[antlr-interest] C target: unhelpful error messages from the default error handler in trivial cases

Vlad vlad at demoninsight.com
Wed Jul 20 20:41:29 PDT 2011


On Jul 20, 2011, at 9:53 PM, Jim Idle wrote:

> The standard error handler can only do its best as a generic handler. When
> your grammar is crap, and you feed it crap, then guess what?

Fair enough (I guess), assuming you can elaborate on why my simple grammar example is "crap"?

> 
> Also, your questions are not "with all due respect" at all; you don't
> understand what is going on, but would rather blame the generic error
> handler than your lack of knowledge (which you will improve if you offer a
> little more respect). The recovery mechanisms are the same for C as Java.

I do not deny that there are many things I do not yet understand about ANTLR, but I did spend a couple of days reading through the source code and stepping through scenarios in gdb. I've read most of the chapters from the ANTLR ref book and most of the LIP book. I have also searched the mailing list archives for tips on C targets. I am not a grammar beginner by a long shot. The point I am trying to make is I would like to *learn* what is going on with ANTLR specifically and it seems that the initial barrier is somewhat high. 

> However, if you spend some more time reading, then you will know to use
> real tokens and not inline 'int' and 'float'.

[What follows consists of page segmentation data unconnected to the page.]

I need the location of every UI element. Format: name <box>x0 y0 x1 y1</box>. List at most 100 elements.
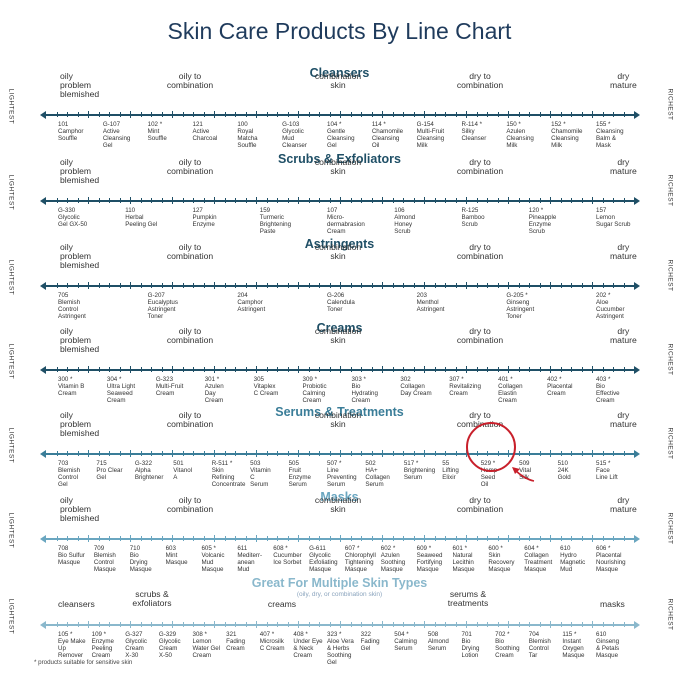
product-item: G-322 Alpha Brightener <box>134 460 164 481</box>
section-title: Creams <box>316 321 363 335</box>
skin-type-label: masks <box>600 599 625 609</box>
product-item: 403 * Bio Effective Cream <box>596 376 620 404</box>
product-item: 309 * Probiotic Calming Cream <box>302 376 327 404</box>
product-item: 115 * Instant Oxygen Masque <box>562 631 585 659</box>
section-creams: Creams oily problem blemished oily to comb… <box>0 321 679 405</box>
skin-type-label: oily problem blemished <box>60 157 100 185</box>
product-item: 608 * Cucumber Ice Sorbet <box>273 545 302 566</box>
skin-type-label: oily problem blemished <box>60 242 100 270</box>
skin-type-label: combination skin <box>314 71 362 90</box>
product-item: 609 * Seaweed Fortifying Masque <box>416 545 443 573</box>
skin-type-label: oily problem blemished <box>60 495 100 523</box>
product-item: 303 * Bio Hydrating Cream <box>351 376 378 404</box>
section-title: Cleansers <box>309 66 370 80</box>
product-item: G-611 Glycolic Exfoliating Masque <box>309 545 338 573</box>
axis-label-richest: RICHEST <box>666 427 674 460</box>
product-item: 305 Vitaplex C Cream <box>253 376 279 397</box>
product-item: 109 * Enzyme Peeling Cream <box>91 631 114 659</box>
skin-type-label: oily problem blemished <box>60 326 100 354</box>
section-subtitle: (oily, dry, or combination skin) <box>296 591 383 598</box>
axis-label-lightest: LIGHTEST <box>7 427 15 464</box>
product-item: G-206 Calendula Toner <box>327 292 355 313</box>
section-cleansers: Cleansers oily problem blemished oily to c… <box>0 66 679 150</box>
product-item: G-103 Glycolic Mud Cleanser <box>282 121 307 149</box>
skin-type-label: cleansers <box>58 599 95 609</box>
product-item: 604 * Collagen Treatment Masque <box>524 545 553 573</box>
product-item: 702 * Bio Soothing Cream <box>495 631 520 659</box>
product-item: R-125 Bamboo Scrub <box>461 207 485 228</box>
product-item: R-511 * Skin Refining Concentrate <box>211 460 246 488</box>
section-title: Scrubs & Exfoliators <box>278 152 401 166</box>
product-item: 709 Blemish Control Masque <box>93 545 116 573</box>
product-item: 401 * Collagen Elastin Cream <box>498 376 523 404</box>
product-item: 601 * Natural Lecithin Masque <box>452 545 475 573</box>
skin-type-label: dry mature <box>610 71 637 90</box>
section-scrubs-exfoliators: Scrubs & Exfoliators oily problem blemish… <box>0 152 679 236</box>
skin-type-label: combination skin <box>314 495 362 514</box>
product-item: 407 * Microsilk C Cream <box>259 631 285 652</box>
product-item: 610 Hydro Magnetic Mud <box>560 545 586 573</box>
page-title: Skin Care Products By Line Chart <box>167 18 512 44</box>
section-title: Astringents <box>304 237 375 251</box>
product-item: 610 Ginseng & Petals Masque <box>596 631 620 659</box>
axis-label-richest: RICHEST <box>666 598 674 631</box>
section-great-for-multiple-skin-types: Great For Multiple Skin Types (oily, dry,… <box>0 576 679 666</box>
skin-type-label: dry to combination <box>456 242 504 261</box>
scale-ticks <box>46 111 634 119</box>
skin-type-label: dry to combination <box>456 495 504 514</box>
product-item: 705 Blemish Control Astringent <box>58 292 86 320</box>
product-item: 611 Mediterr- anean Mud <box>237 545 263 573</box>
skin-type-label: scrubs & exfoliators <box>132 589 172 608</box>
section-title: Serums & Treatments <box>275 405 404 419</box>
axis-label-lightest: LIGHTEST <box>7 174 15 211</box>
section-title: Great For Multiple Skin Types <box>251 576 428 590</box>
product-item: G-323 Multi-Fruit Cream <box>155 376 184 397</box>
scale-ticks <box>46 535 634 543</box>
skin-type-label: dry to combination <box>456 157 504 176</box>
skin-type-label: oily problem blemished <box>60 410 100 438</box>
product-item: 408 * Under Eye & Neck Cream <box>293 631 323 659</box>
skin-type-label: oily to combination <box>166 326 214 345</box>
product-item: 517 * Brightening Serum <box>403 460 436 481</box>
skin-type-label: combination skin <box>314 157 362 176</box>
skin-type-label: oily to combination <box>166 242 214 261</box>
skin-type-label: oily problem blemished <box>60 71 100 99</box>
product-item: 308 * Lemon Water Gel Cream <box>192 631 221 659</box>
product-item: 100 Royal Matcha Souffle <box>237 121 258 149</box>
product-item: G-107 Active Cleansing Gel <box>102 121 131 149</box>
product-item: 102 * Mint Souffle <box>147 121 167 142</box>
product-item: 507 * Line Preventing Serum <box>327 460 357 488</box>
product-item: 304 * Ultra Light Seaweed Cream <box>106 376 136 404</box>
product-item: 155 * Cleansing Balm & Mask <box>596 121 624 149</box>
skin-type-label: dry to combination <box>456 326 504 345</box>
product-item: G-330 Glycolic Gel GX-50 <box>58 207 88 228</box>
product-item: 701 Bio Drying Lotion <box>461 631 480 659</box>
section-title: Masks <box>320 490 359 504</box>
product-item: G-327 Glycolic Cream X-30 <box>125 631 147 659</box>
product-item: 104 * Gentle Cleansing Gel <box>327 121 355 149</box>
highlight-arrow-icon <box>512 467 535 482</box>
product-item: 323 * Aloe Vera & Herbs Soothing Gel <box>327 631 354 666</box>
skin-type-label: oily to combination <box>166 157 214 176</box>
skin-type-label: serums & treatments <box>447 589 489 608</box>
axis-label-richest: RICHEST <box>666 174 674 207</box>
product-item: 301 * Azulen Day Cream <box>204 376 224 404</box>
skin-type-label: dry mature <box>610 410 637 429</box>
product-item: 302 Collagen Day Cream <box>400 376 432 397</box>
product-item: 510 24K Gold <box>557 460 571 481</box>
product-item: 101 Camphor Souffle <box>58 121 84 142</box>
skin-type-label: combination skin <box>314 326 362 345</box>
skin-type-label: oily to combination <box>166 410 214 429</box>
section-astringents: Astringents oily problem blemished oily to… <box>0 237 679 321</box>
product-item: 704 Blemish Control Tar <box>528 631 551 659</box>
highlight-circle <box>466 422 516 472</box>
product-item: 307 * Revitalizing Cream <box>449 376 481 397</box>
axis-label-lightest: LIGHTEST <box>7 259 15 296</box>
skin-type-label: dry to combination <box>456 71 504 90</box>
axis-label-lightest: LIGHTEST <box>7 88 15 125</box>
product-item: 55 Lifting Elixir <box>442 460 459 481</box>
axis-label-lightest: LIGHTEST <box>7 512 15 549</box>
product-item: 203 Menthol Astringent <box>416 292 445 313</box>
scale-ticks <box>46 450 634 458</box>
product-item: 114 * Chamomile Cleansing Oil <box>371 121 404 149</box>
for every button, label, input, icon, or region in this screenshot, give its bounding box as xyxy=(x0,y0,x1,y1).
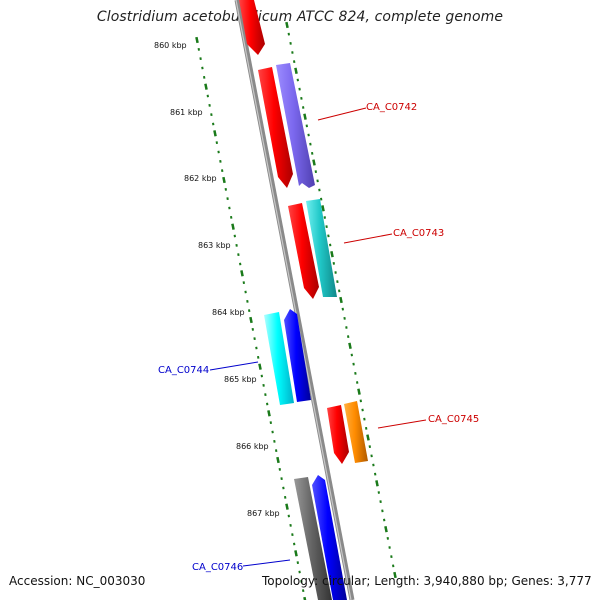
tick-label: 865 kbp xyxy=(224,375,257,384)
genome-backbone xyxy=(234,0,355,600)
tick-mark xyxy=(285,21,289,29)
tick-mark xyxy=(312,159,316,166)
gene-arrow-lavender[interactable] xyxy=(276,63,315,188)
tick-marks xyxy=(195,21,397,600)
tick-mark xyxy=(240,270,244,277)
tick-mark xyxy=(339,296,343,304)
tick-mark xyxy=(321,205,325,212)
gene-label-ca-c0743[interactable]: CA_C0743 xyxy=(393,228,444,239)
tick-mark xyxy=(258,363,262,370)
tick-mark xyxy=(303,113,307,120)
gene-arrow-gray[interactable] xyxy=(294,477,332,600)
tick-label: 864 kbp xyxy=(212,308,245,317)
gene-label-ca-c0742[interactable]: CA_C0742 xyxy=(366,102,417,113)
tick-mark xyxy=(357,388,361,395)
topology-label: Topology: circular; Length: 3,940,880 bp… xyxy=(262,574,592,588)
tick-mark xyxy=(375,480,379,487)
tick-mark xyxy=(249,316,253,324)
tick-mark xyxy=(222,176,226,184)
genome-backbone-highlight xyxy=(235,0,352,600)
gene-label-ca-c0744[interactable]: CA_C0744 xyxy=(158,365,209,376)
tick-label: 862 kbp xyxy=(184,174,217,183)
tick-mark xyxy=(285,503,289,510)
tick-mark xyxy=(348,342,352,350)
tick-mark xyxy=(213,130,217,137)
tick-label: 863 kbp xyxy=(198,241,231,250)
accession-label: Accession: NC_003030 xyxy=(9,574,146,588)
tick-mark xyxy=(384,525,388,533)
tick-mark xyxy=(231,223,235,230)
tick-mark xyxy=(330,250,334,258)
gene-arrow-orange[interactable] xyxy=(344,401,368,463)
gene-label-ca-c0745[interactable]: CA_C0745 xyxy=(428,414,479,425)
tick-mark xyxy=(195,36,199,44)
tick-label: 866 kbp xyxy=(236,442,269,451)
tick-labels: 860 kbp 861 kbp 862 kbp 863 kbp 864 kbp … xyxy=(154,41,280,518)
tick-mark xyxy=(393,571,397,579)
gene-arrow-turquoise[interactable] xyxy=(306,199,337,297)
tick-mark xyxy=(294,67,298,75)
tick-mark xyxy=(366,434,370,441)
gene-arrow-blue[interactable] xyxy=(284,309,311,402)
tick-mark xyxy=(267,410,271,417)
gene-arrow-cyan[interactable] xyxy=(264,312,294,405)
gene-label-ca-c0746[interactable]: CA_C0746 xyxy=(192,562,243,573)
gene-arrow-red[interactable] xyxy=(288,203,319,299)
gene-arrow-red[interactable] xyxy=(327,405,349,464)
gene-arrow-red[interactable] xyxy=(258,67,293,188)
tick-label: 867 kbp xyxy=(247,509,280,518)
tick-mark xyxy=(204,83,208,90)
tick-label: 860 kbp xyxy=(154,41,187,50)
tick-mark xyxy=(276,456,280,464)
tick-mark xyxy=(294,550,298,557)
gene-arrow-red-top[interactable] xyxy=(239,0,265,55)
gene-labels: CA_C0742 CA_C0743 CA_C0744 CA_C0745 CA_C… xyxy=(158,102,479,573)
gene-features xyxy=(239,0,368,600)
tick-label: 861 kbp xyxy=(170,108,203,117)
gene-arrow-blue[interactable] xyxy=(312,475,347,600)
tick-mark xyxy=(303,596,307,600)
map-title: Clostridium acetobutylicum ATCC 824, com… xyxy=(96,9,504,25)
label-connectors xyxy=(209,107,427,567)
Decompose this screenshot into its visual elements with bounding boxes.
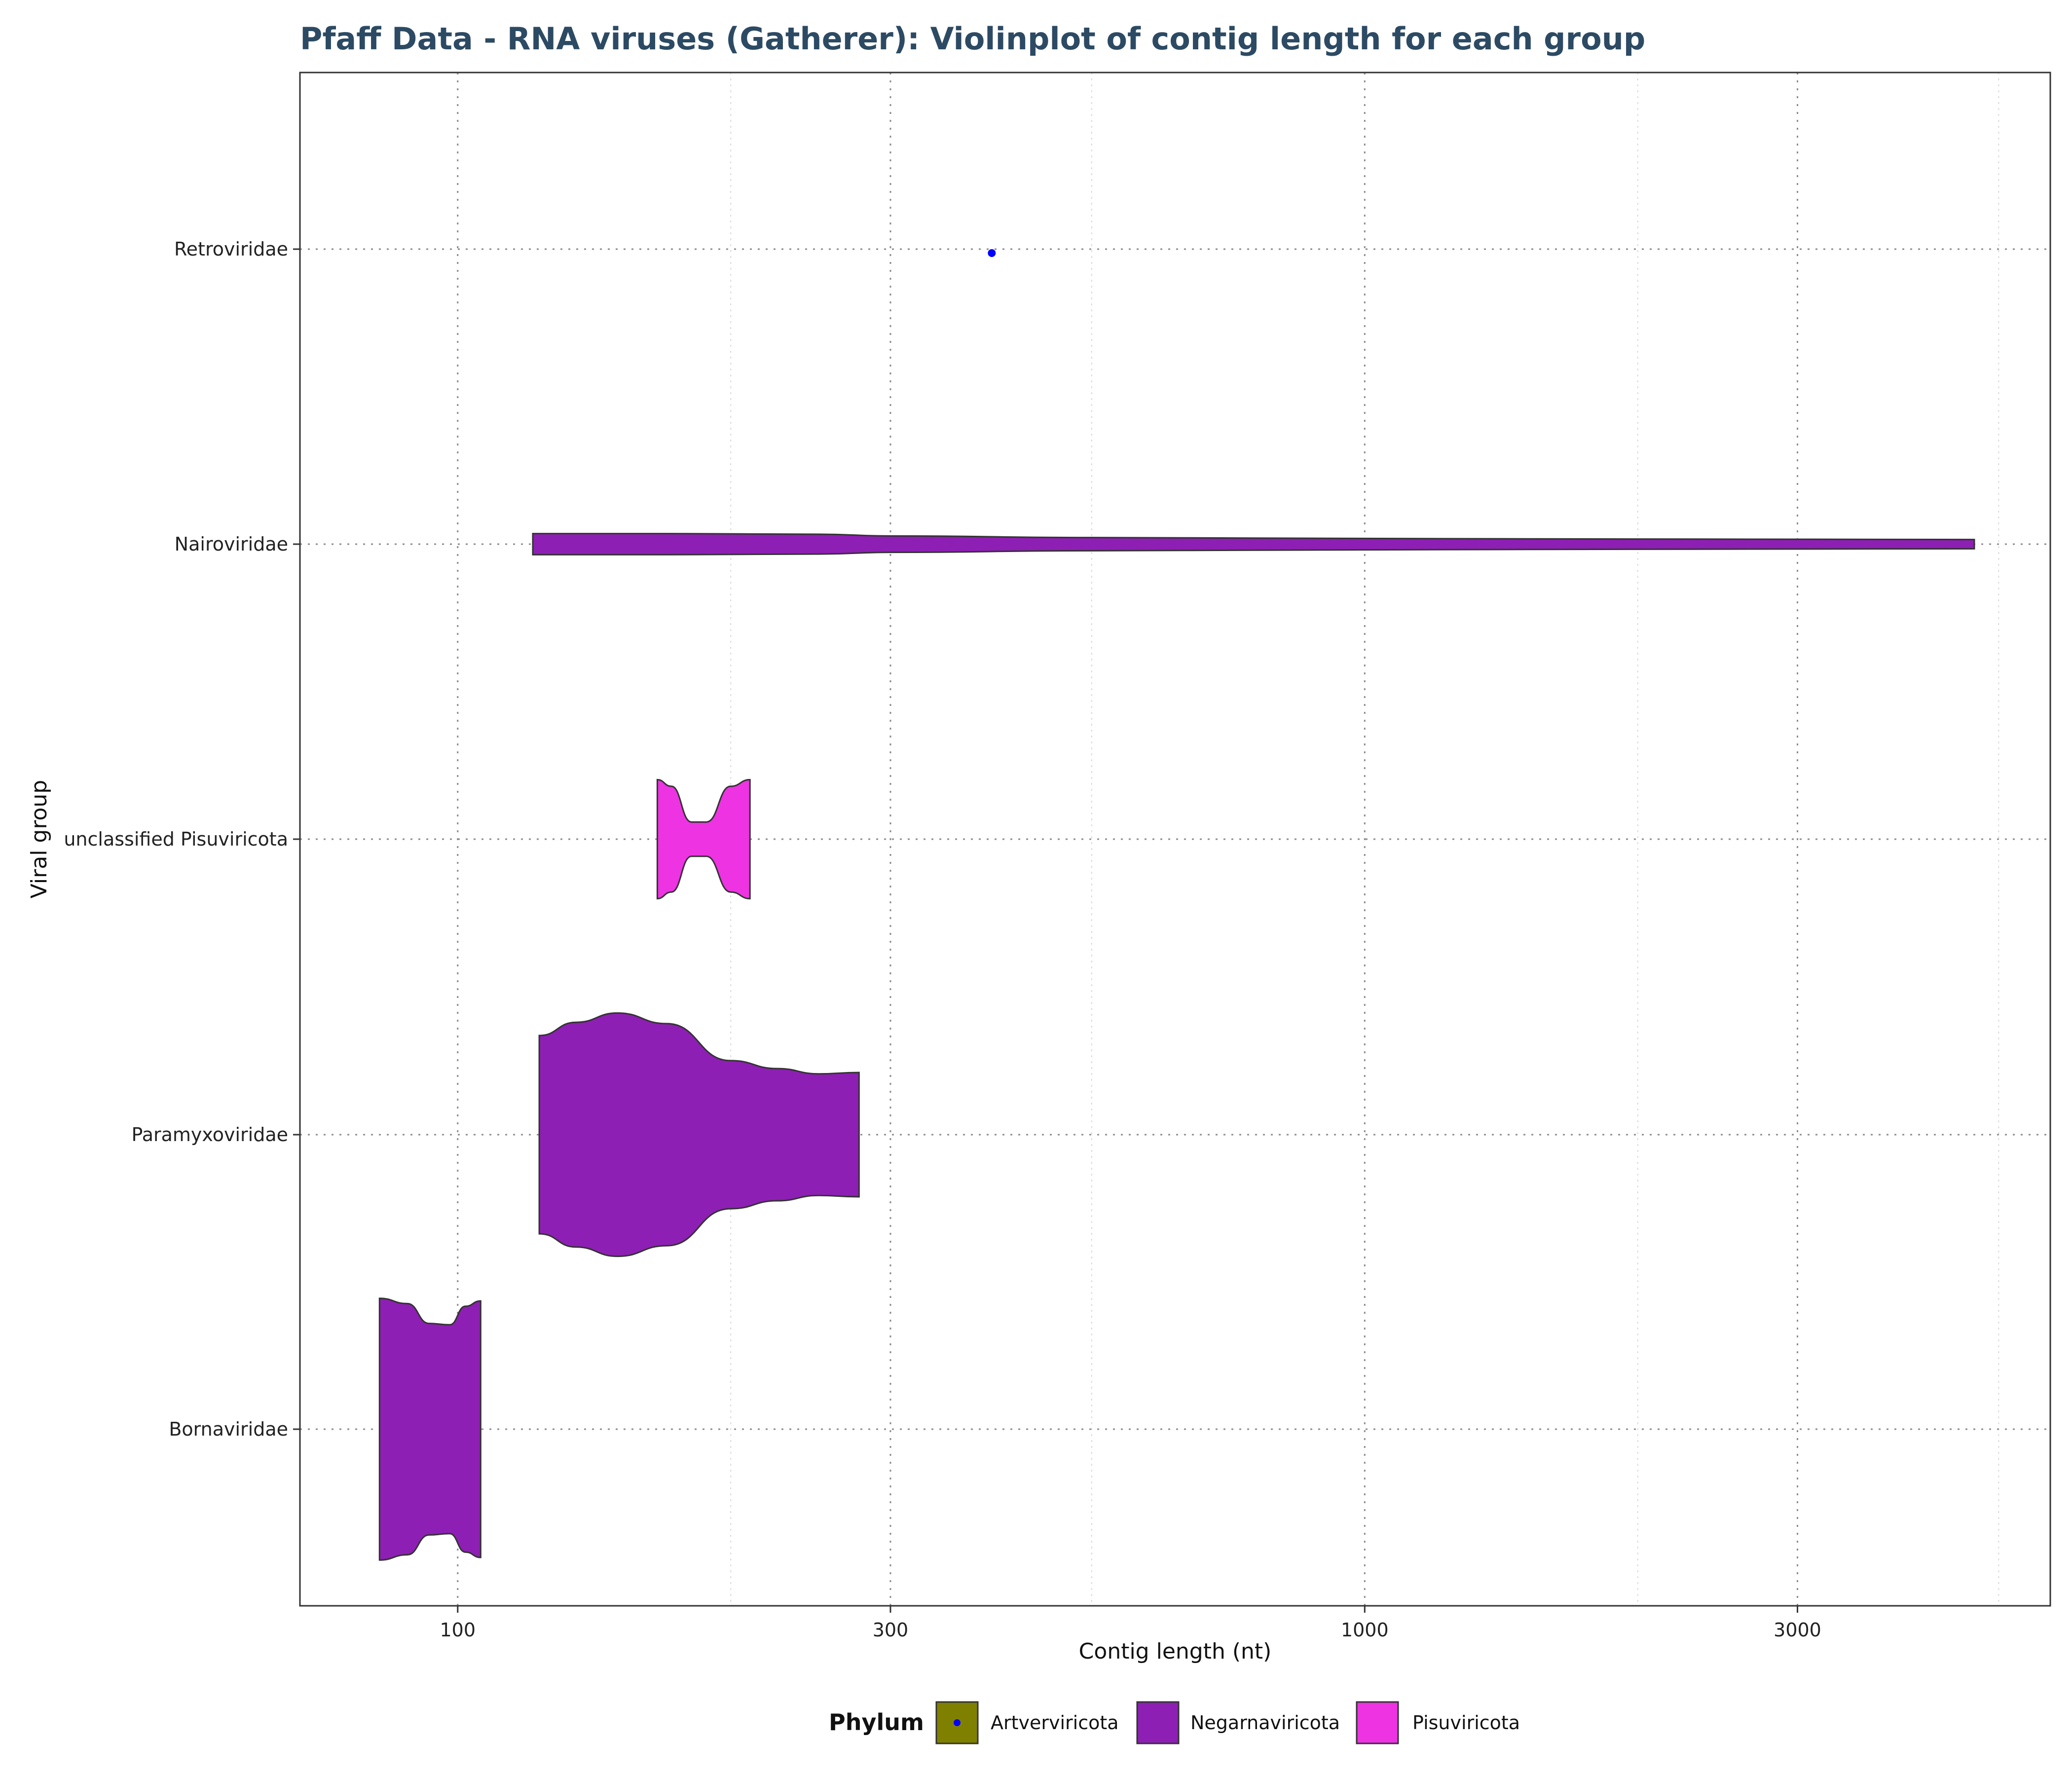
y-tick-label: Bornaviridae — [169, 1418, 288, 1440]
y-axis: Bornaviridae Paramyxoviridae unclassified … — [64, 238, 300, 1440]
x-tick-label: 1000 — [1341, 1619, 1389, 1641]
violin-nairoviridae — [532, 533, 1975, 555]
y-tick-label: Retroviridae — [174, 238, 288, 260]
violin-bornaviridae — [378, 1297, 481, 1561]
legend-label-pisuviricota: Pisuviricota — [1412, 1712, 1520, 1734]
y-tick-label: Nairoviridae — [175, 533, 288, 555]
legend-point-artverviricota — [954, 1719, 961, 1726]
violin-paramyxoviridae — [538, 1012, 860, 1258]
legend-key-pisuviricota — [1356, 1701, 1399, 1744]
y-tick-label: unclassified Pisuviricota — [64, 828, 288, 850]
x-tick-label: 100 — [440, 1619, 476, 1641]
grid-lines — [300, 73, 2050, 1606]
y-axis-title: Viral group — [27, 780, 52, 898]
chart-title: Pfaff Data - RNA viruses (Gatherer): Vio… — [300, 21, 1645, 57]
legend-label-negarnaviricota: Negarnaviricota — [1190, 1712, 1340, 1734]
x-tick-label: 300 — [873, 1619, 909, 1641]
legend-label-artverviricota: Artverviricota — [991, 1712, 1119, 1734]
point-retroviridae — [988, 249, 996, 257]
legend: Phylum Artverviricota Negarnaviricota Pisu… — [829, 1701, 1520, 1744]
plot-background — [300, 73, 2050, 1606]
legend-title: Phylum — [829, 1709, 924, 1736]
y-tick-label: Paramyxoviridae — [132, 1124, 289, 1146]
x-axis-title: Contig length (nt) — [1079, 1639, 1272, 1664]
legend-key-negarnaviricota — [1136, 1701, 1180, 1744]
violin-layer — [378, 249, 1975, 1561]
x-axis: 100 300 1000 3000 — [440, 1606, 1821, 1641]
violin-unclassified-pisuviricota — [656, 778, 751, 900]
x-tick-label: 3000 — [1774, 1619, 1821, 1641]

Are you referring to using something along the lines of

tokens
{
	INT = 'int';
	FLOAT = 'float'
}
? I have tried that as well prior to posting (this is very similar to what you'd do with JavaCC) and it changes nothing. 

Ok, let's nevertheless assume that I am not seeing something obvious and take someone else's grammar. On page 79 of Terrence's book he gives an example nearly identical to mine. If I just add target='C' it becomes:

grammar bookexample;

options
{
    language='C';
}

parse:  type ID (',' ID)* ;
type: 'int' | 'float' ;
ID: 'a'..'z'+ ;

When I feed the parse() non-terminal a string "badtype A" I get an error message error with <invalid> in it, just like I posted earlier. What gives? 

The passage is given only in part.